# Unable to get ipv6 working



## thegolum35 (Jul 3, 2013)

Hi, 

I am currently trying to have IPv6 connectivity on my FreeBSD 9.1-STABLE box. To do this, I followed http://borderworlds.dk/blog/20120122-00.html as I want an autoconfiguration. But all I get is a local link IPv6 (fe80*). I thought IPv6 support was not enabled in my kernel but I get an IPv6 local link so that support is included.

How could I get IPv6 connectivity working_?_

Thank you.


----------



## ShelLuser (Jul 3, 2013)

thegolum35 said:
			
		

> I am currently trying to have IPv6 connectivity on my FreeBSD 9.1-STABLE box. To do this, I followed http://borderworlds.dk/blog/20120122-00.html as I want an autoconfiguration.


Personally I'd recommend looking into the FreeBSD handbook since you can be sure that it contains information which is both up to date and verified.

You can immediately see some differences between the two when it comes to auto configuration, so I suspect that the instructions you're following are incorrect.

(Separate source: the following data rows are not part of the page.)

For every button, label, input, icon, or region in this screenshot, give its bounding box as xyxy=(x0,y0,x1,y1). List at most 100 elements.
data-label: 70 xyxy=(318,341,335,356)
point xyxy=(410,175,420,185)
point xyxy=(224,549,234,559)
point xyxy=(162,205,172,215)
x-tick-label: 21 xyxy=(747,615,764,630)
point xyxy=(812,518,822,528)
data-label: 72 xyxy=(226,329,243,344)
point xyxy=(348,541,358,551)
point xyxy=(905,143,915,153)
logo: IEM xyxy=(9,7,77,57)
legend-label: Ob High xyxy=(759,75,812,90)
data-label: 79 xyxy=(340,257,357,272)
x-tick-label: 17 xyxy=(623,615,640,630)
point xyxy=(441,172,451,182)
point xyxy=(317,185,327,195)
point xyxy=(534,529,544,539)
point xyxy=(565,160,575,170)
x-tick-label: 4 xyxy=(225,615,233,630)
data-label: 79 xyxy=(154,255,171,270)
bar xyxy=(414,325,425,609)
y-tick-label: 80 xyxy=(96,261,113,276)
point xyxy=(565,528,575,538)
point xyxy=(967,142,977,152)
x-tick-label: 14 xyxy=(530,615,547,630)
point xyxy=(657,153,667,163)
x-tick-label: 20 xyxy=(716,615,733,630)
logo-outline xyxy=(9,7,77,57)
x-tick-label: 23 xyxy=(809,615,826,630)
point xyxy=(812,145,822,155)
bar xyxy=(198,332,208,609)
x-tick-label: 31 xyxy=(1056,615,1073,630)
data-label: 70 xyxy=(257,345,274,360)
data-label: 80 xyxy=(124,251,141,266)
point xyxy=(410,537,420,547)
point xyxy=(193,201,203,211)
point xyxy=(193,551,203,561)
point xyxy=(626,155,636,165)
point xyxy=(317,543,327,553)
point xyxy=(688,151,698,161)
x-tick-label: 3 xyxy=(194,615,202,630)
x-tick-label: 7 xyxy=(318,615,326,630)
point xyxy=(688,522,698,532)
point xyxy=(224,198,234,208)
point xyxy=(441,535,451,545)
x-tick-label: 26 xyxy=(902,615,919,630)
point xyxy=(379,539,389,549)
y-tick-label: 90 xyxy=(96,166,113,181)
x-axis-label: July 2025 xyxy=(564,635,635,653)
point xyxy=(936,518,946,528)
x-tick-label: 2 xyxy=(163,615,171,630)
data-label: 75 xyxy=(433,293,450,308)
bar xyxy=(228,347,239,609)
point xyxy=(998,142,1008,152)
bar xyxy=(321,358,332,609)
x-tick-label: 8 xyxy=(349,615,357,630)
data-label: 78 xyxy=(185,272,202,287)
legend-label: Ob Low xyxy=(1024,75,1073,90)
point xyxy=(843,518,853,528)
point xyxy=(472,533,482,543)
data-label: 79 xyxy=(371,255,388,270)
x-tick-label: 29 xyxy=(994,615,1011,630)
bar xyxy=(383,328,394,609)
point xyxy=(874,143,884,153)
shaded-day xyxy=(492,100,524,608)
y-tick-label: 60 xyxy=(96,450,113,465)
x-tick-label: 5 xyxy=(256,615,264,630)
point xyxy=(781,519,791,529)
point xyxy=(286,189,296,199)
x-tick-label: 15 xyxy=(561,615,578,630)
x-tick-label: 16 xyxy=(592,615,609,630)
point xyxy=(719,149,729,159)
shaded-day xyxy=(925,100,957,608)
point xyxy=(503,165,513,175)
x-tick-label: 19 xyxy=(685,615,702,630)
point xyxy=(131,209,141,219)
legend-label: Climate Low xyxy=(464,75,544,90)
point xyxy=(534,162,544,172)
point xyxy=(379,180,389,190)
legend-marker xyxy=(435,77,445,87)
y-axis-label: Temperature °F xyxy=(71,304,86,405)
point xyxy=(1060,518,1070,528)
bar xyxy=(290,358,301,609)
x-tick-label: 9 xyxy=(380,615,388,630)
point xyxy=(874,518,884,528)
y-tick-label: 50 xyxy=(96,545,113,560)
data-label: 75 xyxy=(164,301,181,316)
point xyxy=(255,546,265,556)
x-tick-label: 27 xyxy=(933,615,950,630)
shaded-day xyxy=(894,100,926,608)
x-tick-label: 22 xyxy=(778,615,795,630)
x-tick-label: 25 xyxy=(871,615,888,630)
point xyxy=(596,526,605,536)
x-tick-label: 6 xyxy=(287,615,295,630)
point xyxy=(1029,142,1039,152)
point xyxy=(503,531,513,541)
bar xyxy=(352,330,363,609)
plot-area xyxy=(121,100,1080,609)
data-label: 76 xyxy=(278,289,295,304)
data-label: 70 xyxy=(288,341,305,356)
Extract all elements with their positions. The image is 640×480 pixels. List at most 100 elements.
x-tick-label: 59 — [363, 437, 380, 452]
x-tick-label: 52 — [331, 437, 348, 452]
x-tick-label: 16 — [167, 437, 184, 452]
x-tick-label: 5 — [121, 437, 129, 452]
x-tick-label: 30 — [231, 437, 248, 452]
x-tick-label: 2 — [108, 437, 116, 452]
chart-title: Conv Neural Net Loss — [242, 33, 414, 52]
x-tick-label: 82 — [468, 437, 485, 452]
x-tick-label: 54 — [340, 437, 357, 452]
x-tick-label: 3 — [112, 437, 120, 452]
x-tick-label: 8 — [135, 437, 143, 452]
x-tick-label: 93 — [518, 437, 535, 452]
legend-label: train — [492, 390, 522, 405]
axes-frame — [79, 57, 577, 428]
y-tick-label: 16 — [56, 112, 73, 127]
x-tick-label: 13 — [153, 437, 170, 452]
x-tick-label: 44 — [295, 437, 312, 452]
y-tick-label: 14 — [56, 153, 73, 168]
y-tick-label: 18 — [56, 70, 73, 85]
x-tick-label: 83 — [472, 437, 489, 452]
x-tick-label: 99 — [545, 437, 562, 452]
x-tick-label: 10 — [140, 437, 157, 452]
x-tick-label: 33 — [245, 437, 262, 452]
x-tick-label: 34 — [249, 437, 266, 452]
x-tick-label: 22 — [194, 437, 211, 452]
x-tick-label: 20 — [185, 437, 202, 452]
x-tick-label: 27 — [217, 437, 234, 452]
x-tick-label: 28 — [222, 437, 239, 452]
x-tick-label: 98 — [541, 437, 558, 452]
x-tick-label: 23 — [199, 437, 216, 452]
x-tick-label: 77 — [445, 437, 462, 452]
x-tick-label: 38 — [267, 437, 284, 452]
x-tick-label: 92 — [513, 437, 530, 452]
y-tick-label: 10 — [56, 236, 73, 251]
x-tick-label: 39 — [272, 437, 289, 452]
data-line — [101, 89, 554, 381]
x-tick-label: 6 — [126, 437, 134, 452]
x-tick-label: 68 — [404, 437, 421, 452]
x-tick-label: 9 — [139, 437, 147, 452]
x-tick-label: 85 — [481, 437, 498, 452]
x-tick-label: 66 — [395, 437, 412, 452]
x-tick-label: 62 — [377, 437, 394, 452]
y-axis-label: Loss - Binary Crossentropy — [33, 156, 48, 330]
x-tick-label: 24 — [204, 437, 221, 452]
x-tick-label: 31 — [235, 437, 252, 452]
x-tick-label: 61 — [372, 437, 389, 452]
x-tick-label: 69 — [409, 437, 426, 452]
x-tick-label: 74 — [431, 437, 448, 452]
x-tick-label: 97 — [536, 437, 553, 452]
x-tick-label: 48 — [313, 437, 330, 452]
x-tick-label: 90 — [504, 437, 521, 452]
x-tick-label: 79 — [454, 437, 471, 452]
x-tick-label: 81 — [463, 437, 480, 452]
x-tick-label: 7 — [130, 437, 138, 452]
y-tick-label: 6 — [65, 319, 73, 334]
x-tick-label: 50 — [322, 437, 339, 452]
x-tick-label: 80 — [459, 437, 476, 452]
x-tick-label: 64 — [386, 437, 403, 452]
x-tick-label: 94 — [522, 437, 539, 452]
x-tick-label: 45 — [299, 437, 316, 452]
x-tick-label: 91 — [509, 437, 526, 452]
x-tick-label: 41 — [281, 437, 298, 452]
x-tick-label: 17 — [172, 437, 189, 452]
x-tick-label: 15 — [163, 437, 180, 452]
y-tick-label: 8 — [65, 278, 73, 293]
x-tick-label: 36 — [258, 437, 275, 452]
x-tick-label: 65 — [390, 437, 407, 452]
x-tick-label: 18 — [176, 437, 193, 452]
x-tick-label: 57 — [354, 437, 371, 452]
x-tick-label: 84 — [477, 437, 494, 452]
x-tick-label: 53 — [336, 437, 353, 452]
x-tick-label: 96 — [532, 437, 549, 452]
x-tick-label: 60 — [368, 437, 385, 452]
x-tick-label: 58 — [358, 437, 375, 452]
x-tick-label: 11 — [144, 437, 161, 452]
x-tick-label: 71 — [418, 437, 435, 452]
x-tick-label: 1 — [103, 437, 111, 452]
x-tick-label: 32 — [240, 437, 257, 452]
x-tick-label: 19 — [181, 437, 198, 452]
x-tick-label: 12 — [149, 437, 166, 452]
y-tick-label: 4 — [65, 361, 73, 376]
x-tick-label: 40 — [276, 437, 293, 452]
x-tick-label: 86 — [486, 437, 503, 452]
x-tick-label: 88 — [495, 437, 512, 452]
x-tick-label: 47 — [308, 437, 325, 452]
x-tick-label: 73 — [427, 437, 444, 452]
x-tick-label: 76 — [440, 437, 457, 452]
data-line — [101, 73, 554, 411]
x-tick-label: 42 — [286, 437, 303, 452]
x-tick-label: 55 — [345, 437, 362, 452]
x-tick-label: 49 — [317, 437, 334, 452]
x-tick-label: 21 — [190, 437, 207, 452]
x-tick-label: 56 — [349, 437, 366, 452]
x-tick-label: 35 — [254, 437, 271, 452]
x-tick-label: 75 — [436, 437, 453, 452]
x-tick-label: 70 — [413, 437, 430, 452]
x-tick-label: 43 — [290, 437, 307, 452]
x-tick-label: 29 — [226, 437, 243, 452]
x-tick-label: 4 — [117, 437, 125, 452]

Just in case; do keep in mind that if you're using auto configuration then there has to be something available on your network which provides IPv6 addresses.


----------



## SirDice (Jul 3, 2013)

Your gateway machine needs to have rtadvd(8) running for autoconfiguration to work. There are other ways of doing it but you must have something that sends Router Advertisements.


----------